Para empezar hagamos la compra:

Ingredientes:

  • 1/2 calabacín
  • 100 de calabaza en daditos
  • 1/2 berenjena
  • 1 puñado de tomatitos cherries
  • 1/2 cebolla
  • 1 diente de ajo
  • 1 pizca de sal
  • 1 pizca de pimentón
  • 1 pizca de hierbas aromáticas ( de Provenza, orégano, finas hierbas …)
  • 2 cucharadas de aceite de oliva virgen extra

Indicaciones

  • Cortar la berenjena en rodajas gruesas y ponerlas sobre una superficie plana. Espolvorear las rodajas con un poco de sal y dejar reposar.
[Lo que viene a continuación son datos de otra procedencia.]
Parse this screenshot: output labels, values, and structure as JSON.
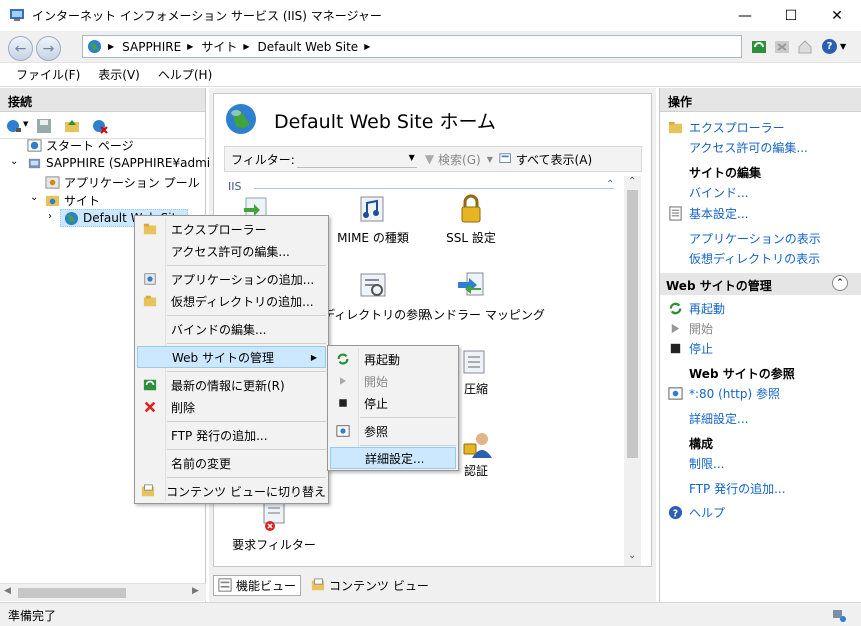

Al cabo de unos minutos veréis que las berenjenas comienzan a “sudar” y a eliminar el líquido que amarga. Absorber el líquido con papel de cocina y cortar en cubitos.
  • Cortar la calabaza  y el calabacín a cubitos.
  • Picar la cebolla en juliana y el ajo en rodajas.
  • Los tomatitos cherries podéis cortarlos por la mitad.
  • En una sartén calentar el aceite de oliva y echad la cebolla.
  • Rehogar durante un minuto y echad el resto de los ingredientes.
  • Rehogar a fuego medio durante un minuto hasta que las verduras vayan soltando su jugo.
  • Tapad la sartén con la tapa y dejar rehogar durante unos 10 minutos removiendo el salteado de vez en cuando para que no se pegue.
  • Cuando las verduras ya tengan la textura que os guste echad la sal, el pimentón y las hierbas, añadiendo dos cucharadas de agua. El agua hará que los sabores se mezclen. Dad un par de meneitos a la sartén y ya está!!

NOTA: Esta receta puede hacerse con casi cualquier verdura. Es un acompañamiento ideal para legumbres y carnes. Con un par de huevos revueltos esto está de chupa-pan-y moja. El pan sin gluten, claro!!